As so, it said, the invitation stands; Maher will speak at the December event.

The reaction

The Council on American-Islamic Relations expressed disappointment at the college's ruling, saying it disrespected students "by casting aside the long-standing process for selecting commencement speakers and instead imposing its own will.

"While Mr. Maher has the right to speak whenever and wherever he likes, he does not have the right to have his hate-filled views honored and tacitly endorsed by a prestigious university," said Zahra Billoo, of the group's San Francisco chapter.

For his part, Maher's keeping mum.

"Every news outlet asking me 4 comment on this Berkeley thing but then i remembered: I'VE got a show!And thats where I'll address it,Fri nite," he tweeted.

The controversy

Meanwhile, the petition on Change.org that started the back-and-forth continues to draws signatures. By early Wednesday morning, 4,100 had signed on.

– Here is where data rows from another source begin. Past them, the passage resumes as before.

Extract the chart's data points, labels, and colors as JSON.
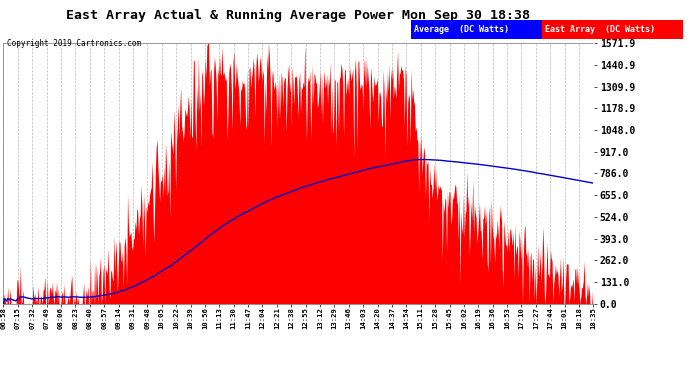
{
  "title": "East Array Actual & Running Average Power Mon Sep 30 18:38",
  "copyright": "Copyright 2019 Cartronics.com",
  "legend_avg": "Average  (DC Watts)",
  "legend_east": "East Array  (DC Watts)",
  "yticks": [
    0.0,
    131.0,
    262.0,
    393.0,
    524.0,
    655.0,
    786.0,
    917.0,
    1048.0,
    1178.9,
    1309.9,
    1440.9,
    1571.9
  ],
  "ymax": 1571.9,
  "ymin": 0.0,
  "bg_color": "#ffffff",
  "grid_color": "#aaaaaa",
  "bar_color": "#ff0000",
  "avg_line_color": "#0000cc",
  "fig_bg": "#ffffff",
  "xtick_labels": [
    "06:58",
    "07:15",
    "07:32",
    "07:49",
    "08:06",
    "08:23",
    "08:40",
    "08:57",
    "09:14",
    "09:31",
    "09:48",
    "10:05",
    "10:22",
    "10:39",
    "10:56",
    "11:13",
    "11:30",
    "11:47",
    "12:04",
    "12:21",
    "12:38",
    "12:55",
    "13:12",
    "13:29",
    "13:46",
    "14:03",
    "14:20",
    "14:37",
    "14:54",
    "15:11",
    "15:28",
    "15:45",
    "16:02",
    "16:19",
    "16:36",
    "16:53",
    "17:10",
    "17:27",
    "17:44",
    "18:01",
    "18:18",
    "18:35"
  ]
}
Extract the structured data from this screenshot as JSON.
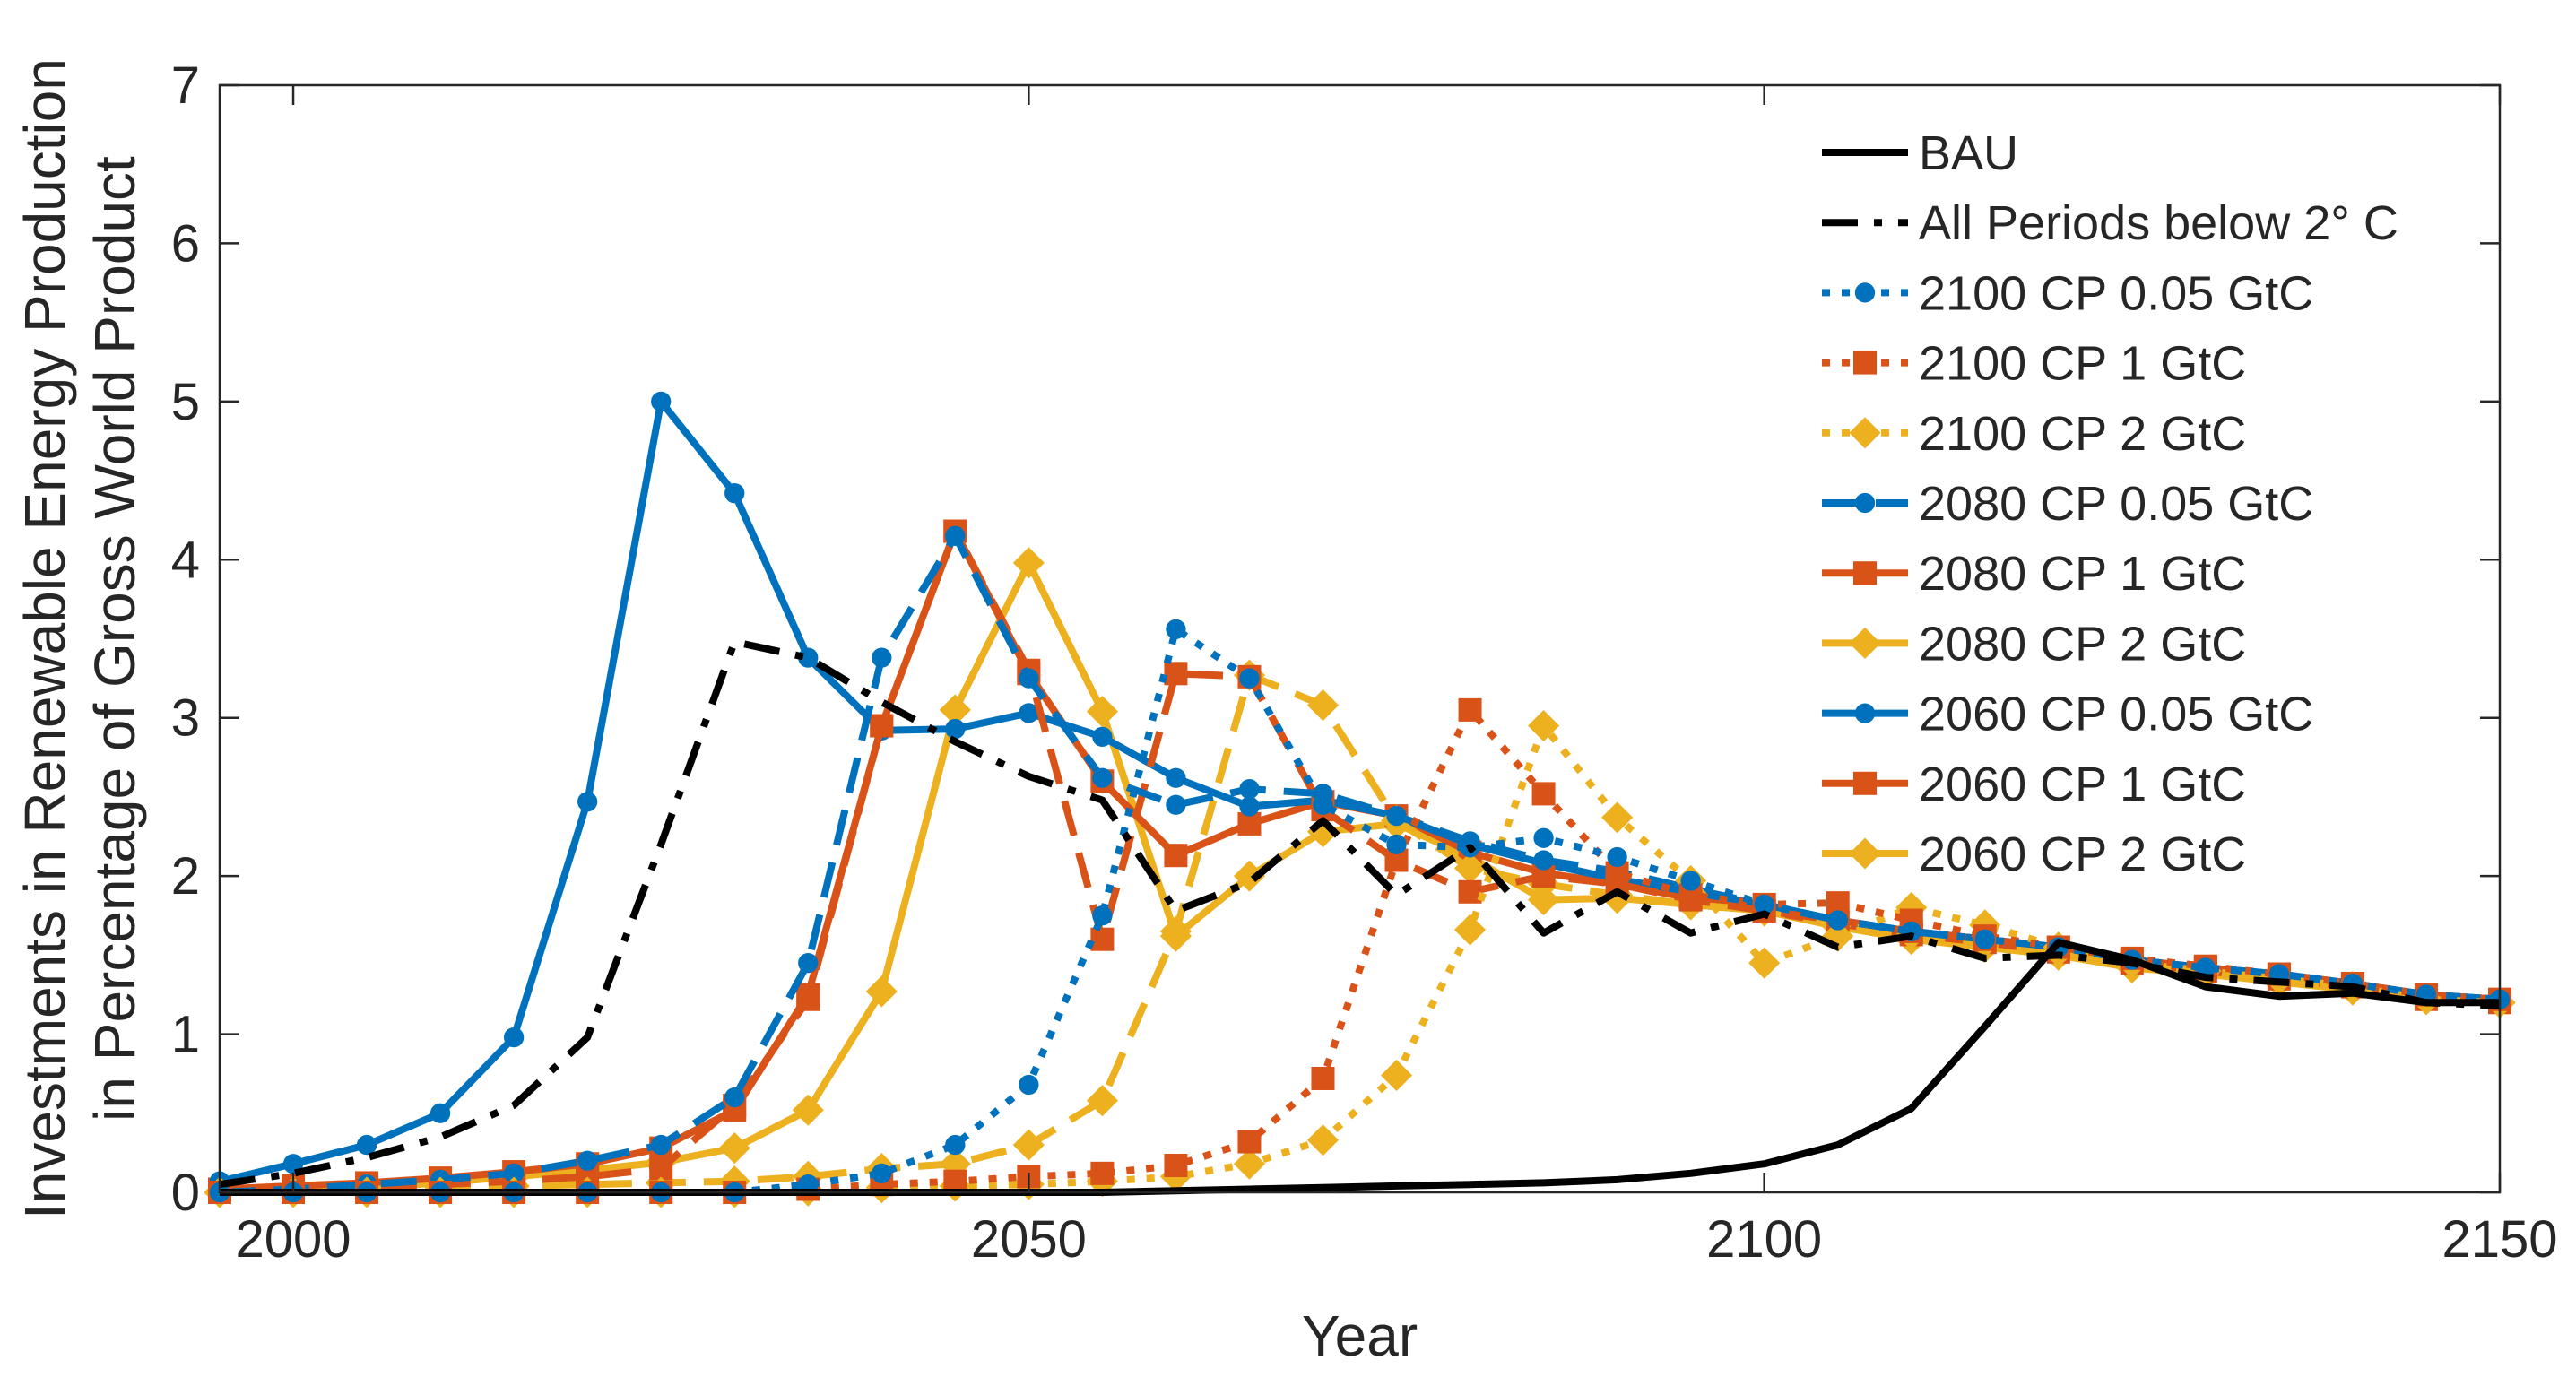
{
  "chart_data": {
    "type": "line",
    "title": "",
    "xlabel": "Year",
    "ylabel_lines": [
      "Investments in Renewable Energy Production",
      "in Percentage of Gross World Product"
    ],
    "xlim": [
      1995,
      2150
    ],
    "ylim": [
      0,
      7
    ],
    "xticks": [
      2000,
      2050,
      2100,
      2150
    ],
    "yticks": [
      0,
      1,
      2,
      3,
      4,
      5,
      6,
      7
    ],
    "grid": false,
    "legend_position": "top-right",
    "colors": {
      "black": "#000000",
      "blue": "#0072BD",
      "orange": "#D95319",
      "yellow": "#EDB120"
    },
    "x": [
      1995,
      2000,
      2005,
      2010,
      2015,
      2020,
      2025,
      2030,
      2035,
      2040,
      2045,
      2050,
      2055,
      2060,
      2065,
      2070,
      2075,
      2080,
      2085,
      2090,
      2095,
      2100,
      2105,
      2110,
      2115,
      2120,
      2125,
      2130,
      2135,
      2140,
      2145,
      2150
    ],
    "series": [
      {
        "name": "BAU",
        "color": "black",
        "dash": "solid",
        "marker": "none",
        "values": [
          0,
          0,
          0,
          0,
          0,
          0,
          0,
          0,
          0,
          0,
          0,
          0,
          0,
          0.01,
          0.02,
          0.03,
          0.04,
          0.05,
          0.06,
          0.08,
          0.12,
          0.18,
          0.3,
          0.53,
          1.05,
          1.58,
          1.47,
          1.3,
          1.24,
          1.26,
          1.2,
          1.2
        ]
      },
      {
        "name": "All Periods below 2° C",
        "color": "black",
        "dash": "dashdot",
        "marker": "none",
        "values": [
          0.05,
          0.12,
          0.22,
          0.35,
          0.55,
          0.98,
          2.2,
          3.48,
          3.38,
          3.1,
          2.85,
          2.63,
          2.48,
          1.78,
          1.96,
          2.35,
          1.88,
          2.18,
          1.64,
          1.9,
          1.64,
          1.76,
          1.55,
          1.62,
          1.48,
          1.5,
          1.45,
          1.36,
          1.33,
          1.3,
          1.2,
          1.18
        ]
      },
      {
        "name": "2100 CP 0.05 GtC",
        "color": "blue",
        "dash": "dotted",
        "marker": "circle",
        "values": [
          0,
          0,
          0,
          0,
          0,
          0,
          0,
          0,
          0.05,
          0.12,
          0.3,
          0.68,
          1.75,
          3.56,
          3.25,
          2.45,
          2.2,
          2.18,
          2.24,
          2.12,
          1.97,
          1.82,
          1.72,
          1.65,
          1.6,
          1.55,
          1.47,
          1.42,
          1.38,
          1.32,
          1.25,
          1.22
        ]
      },
      {
        "name": "2100 CP 1 GtC",
        "color": "orange",
        "dash": "dotted",
        "marker": "square",
        "values": [
          0,
          0,
          0,
          0,
          0,
          0,
          0,
          0,
          0.02,
          0.05,
          0.07,
          0.1,
          0.12,
          0.17,
          0.32,
          0.72,
          2.1,
          3.05,
          2.52,
          2.02,
          1.88,
          1.82,
          1.83,
          1.72,
          1.62,
          1.55,
          1.48,
          1.43,
          1.38,
          1.32,
          1.25,
          1.22
        ]
      },
      {
        "name": "2100 CP 2 GtC",
        "color": "yellow",
        "dash": "dotted",
        "marker": "diamond",
        "values": [
          0,
          0,
          0,
          0,
          0,
          0,
          0,
          0,
          0.01,
          0.03,
          0.04,
          0.05,
          0.07,
          0.1,
          0.18,
          0.33,
          0.74,
          1.66,
          2.95,
          2.37,
          1.97,
          1.45,
          1.62,
          1.8,
          1.69,
          1.55,
          1.45,
          1.4,
          1.35,
          1.3,
          1.22,
          1.2
        ]
      },
      {
        "name": "2080 CP 0.05 GtC",
        "color": "blue",
        "dash": "dashed",
        "marker": "circle",
        "values": [
          0,
          0.02,
          0.05,
          0.08,
          0.12,
          0.2,
          0.3,
          0.6,
          1.45,
          3.38,
          4.15,
          3.25,
          2.62,
          2.45,
          2.55,
          2.52,
          2.38,
          2.22,
          2.1,
          2.03,
          1.92,
          1.82,
          1.72,
          1.65,
          1.6,
          1.55,
          1.47,
          1.42,
          1.38,
          1.32,
          1.25,
          1.22
        ]
      },
      {
        "name": "2080 CP 1 GtC",
        "color": "orange",
        "dash": "dashed",
        "marker": "square",
        "values": [
          0,
          0.02,
          0.03,
          0.05,
          0.07,
          0.1,
          0.15,
          0.55,
          1.22,
          2.95,
          4.18,
          3.3,
          1.6,
          3.28,
          3.26,
          2.42,
          2.1,
          1.9,
          2.0,
          1.95,
          1.85,
          1.78,
          1.72,
          1.65,
          1.6,
          1.55,
          1.47,
          1.42,
          1.38,
          1.32,
          1.25,
          1.22
        ]
      },
      {
        "name": "2080 CP 2 GtC",
        "color": "yellow",
        "dash": "dashed",
        "marker": "diamond",
        "values": [
          0,
          0.01,
          0.02,
          0.03,
          0.04,
          0.05,
          0.06,
          0.07,
          0.1,
          0.15,
          0.18,
          0.3,
          0.58,
          1.65,
          3.27,
          3.08,
          2.35,
          2.05,
          1.95,
          1.88,
          1.82,
          1.78,
          1.7,
          1.63,
          1.58,
          1.52,
          1.45,
          1.4,
          1.35,
          1.3,
          1.22,
          1.2
        ]
      },
      {
        "name": "2060 CP 0.05 GtC",
        "color": "blue",
        "dash": "solid",
        "marker": "circle",
        "values": [
          0.07,
          0.18,
          0.3,
          0.5,
          0.98,
          2.47,
          5.0,
          4.42,
          3.38,
          2.92,
          2.93,
          3.03,
          2.88,
          2.62,
          2.44,
          2.48,
          2.38,
          2.2,
          2.08,
          1.98,
          1.9,
          1.82,
          1.72,
          1.65,
          1.6,
          1.55,
          1.47,
          1.42,
          1.38,
          1.32,
          1.25,
          1.22
        ]
      },
      {
        "name": "2060 CP 1 GtC",
        "color": "orange",
        "dash": "solid",
        "marker": "square",
        "values": [
          0.02,
          0.04,
          0.06,
          0.09,
          0.13,
          0.18,
          0.28,
          0.52,
          1.25,
          2.95,
          4.18,
          3.28,
          2.6,
          2.13,
          2.33,
          2.47,
          2.38,
          2.15,
          2.02,
          1.95,
          1.86,
          1.78,
          1.7,
          1.63,
          1.58,
          1.52,
          1.45,
          1.4,
          1.35,
          1.3,
          1.22,
          1.2
        ]
      },
      {
        "name": "2060 CP 2 GtC",
        "color": "yellow",
        "dash": "solid",
        "marker": "diamond",
        "values": [
          0,
          0.01,
          0.03,
          0.06,
          0.1,
          0.14,
          0.19,
          0.28,
          0.52,
          1.27,
          3.05,
          3.98,
          3.04,
          1.62,
          2.0,
          2.28,
          2.33,
          2.12,
          1.85,
          1.86,
          1.82,
          1.78,
          1.68,
          1.6,
          1.55,
          1.5,
          1.42,
          1.38,
          1.33,
          1.28,
          1.22,
          1.2
        ]
      }
    ]
  }
}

"Bill Maher is a blatant bigot and racist who has no respect for the values UC Berkeley students and administration stand for," the petition says. "In a time where climate is a priority for all on campus, we cannot invite an individual who himself perpetuates a dangerous learning environment."

The petition points to recent episodes of Maher's HBO show "Real Time" as an example. (HBO, like CNN, is a division of Time Warner.)

"Islam is the only religion that acts like the mafia that will f***ing kill you if you say the wrong thing," Maher said during one episode, which is cited on the students' petition as an example of Maher's "hate speech."

This isn't the only petition on the site about Maher. Several have called for his firing from "Real Time," though they don't seem to have garnered much traction. Maher has been on the show for 12 years and has become known for his controversial statements on a wide range of topics.

One of Maher's favorite targets is organized religion. His 2008 documentary "Religulous" grossed more than $13 million, according to Box Office Mojo.